Le 22-11-2024, Farley Flud <
ff@linux.rocks> a écrit :
Last week I observed something in the GNU/Linux kernel
logs that I have never ever seen before.
Another great one. Thanks.
My main drive, which contains my OS and other important
stuff,
OK, let's be clear about that. The OS is not important stuff. The OS is
the easiest thing to get if you lose a hard disk. Some config files are
important, but neither the OS nor the software. Except if you write the
software yourself, but you doesn't. So, some config files are important
to manage carefully, not the OS. You find the latest version of your OS
if you need.
was reporting a reduction in speed from the usual
SATA 6 mbs/sec to 3 mbs/sec and then to 1.5 mbs/sec.
I don't know if anyone here believes that: I don't. There is nothing like
that in the logs of a desktop computer. I never heard of something like
that on servers and it would be useless and too difficult to put in
place for its benefit. And, by the way, when you are talking about the
speed of a hard drive, you have to say if it's write speed or read sped.
So, I'm pretty sure you read something you didn't understood and you try
to impress some political readers lost here with no technical knowledge.
So, take that sentence, give it a good form, and put it in your body
where it will grant you the most pleasure you can get with it. But here,
it's just a good joke.
I first noticed this when some MP3 files I was playing
suddenly stalled and then restarted.
OK, you repeatedly say you are involved in everything, including music,
and you can't get with inferior things on your computer. So get your mp3
garbage out of your messages. It shows you know nothing about good
quality sound.
I have NEVER experienced such behavior. NEVER.
That I can believe. You just invented everything, so you couldn't saw it
before.
But then I recalled the phenomenon of the hard drive
crash.
That is something that happens. A hard drive has a short expected life.
Let say between five and ten years as you refuse SSD. So I can believe
you have already seen crashed hard drives.
Immediately, I shut down my system and then replaced
the main drive with a backup drive and then rebooted.
All was fine.
That's something you never said here (at least I never saw it). It
means, you are copying all of your hard drive each time you are updating
your OS/softwares, installing something, are downloading something. You
can note I don't speak about creating a new file or updating it because
it's well beyond your abilities. It looks you take more time to save
your system than to use it. With the time it takes you to update it
compiling everything, you have even less time, than I was expecting, to
use your computer.
What I want to know is what are the symptoms of an HDD
failure?
That means nothing. A hard drive can fail in a lot of ways. And when you
have some issues, depending on the place it's happening, the symptom
will be different. For example, if you have a default sector which make
your file useless, the symptom is not the same if your file is a mp3
garbage or a file used during boot time. So the only way to know about
it is not to look for a hypothetical nonsense speed on your logs, but to
look at the number of default sectors.
I'll tel you a secret to manage your HDD: "man smartctl" is your friend.
If you don't have it, install it.
The problem drive, after a shutdown and subsequent power
up and reboot, behaves normally -- for a while. After
about 24 hours of operation it will once again begin
to shift from 6 mbs/sec to 3 mbs/sec and then to 1.5 mbs/sec.
Once again, I don't believe your numbers. It's way more difficult than
that to know the speed of a hard drive. It depends if you have a lot of
little files or a big file. And the speed of read and write file are
different. And you have to take care of the cache, too.

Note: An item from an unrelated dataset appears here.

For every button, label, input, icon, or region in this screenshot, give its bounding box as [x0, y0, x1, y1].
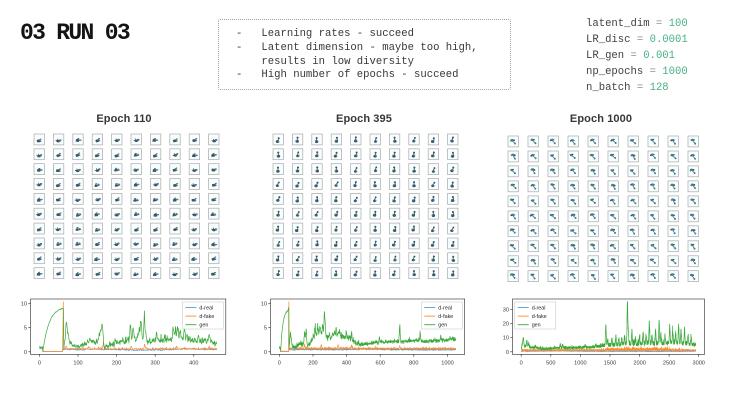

Is this this the behavior of a dying HDD?
In your head, maybe, I'm not in your head. In a real world, I don't
know, you didn't gave the behavior of a hard drive, you gave numbers
coming from your head.
The drive is relatively new and I would never have
expected a failure from this drive.
Once again, that means nothing. Nobody can investigate with that. Mind
you: I wouldn't investigate for you even with the real data. But I'm not
the only one here and you don't give enough information to know what's
happening.
C'mon lackeys, cough up some advice.
Why? It's your computer. It's your hard drive. I don't care if you can't
use it anymore.
Or does your distro do it all for you including wiping
your shit besotted ass?
The facts are: I can investigate and fix my computer issues, I can't
investigate issues when you don't give enough information, I don't want
to help you when you'll pretend later my help never existed.
So, take care of your issues by yourself. I don't give a damn if you
succeed or not. Good luck with that.
Ha, ha, ha, ha, ha, ha, ha, ha, ha, ha, ha, ha, ha!
I'm laughing at your issue, but I don't understand why you are laughing
at your own issue. I have only two explanations, each one would be
adequate:
- you just invented everything and you believe you will impress anyone
here with your fake story and your fake numbers.
- you believe anyone here would be annoyed to be unable to help you. But
the fact is, except for your pet dog the terrorist, everyone here is
happy to see you having issues with your computer.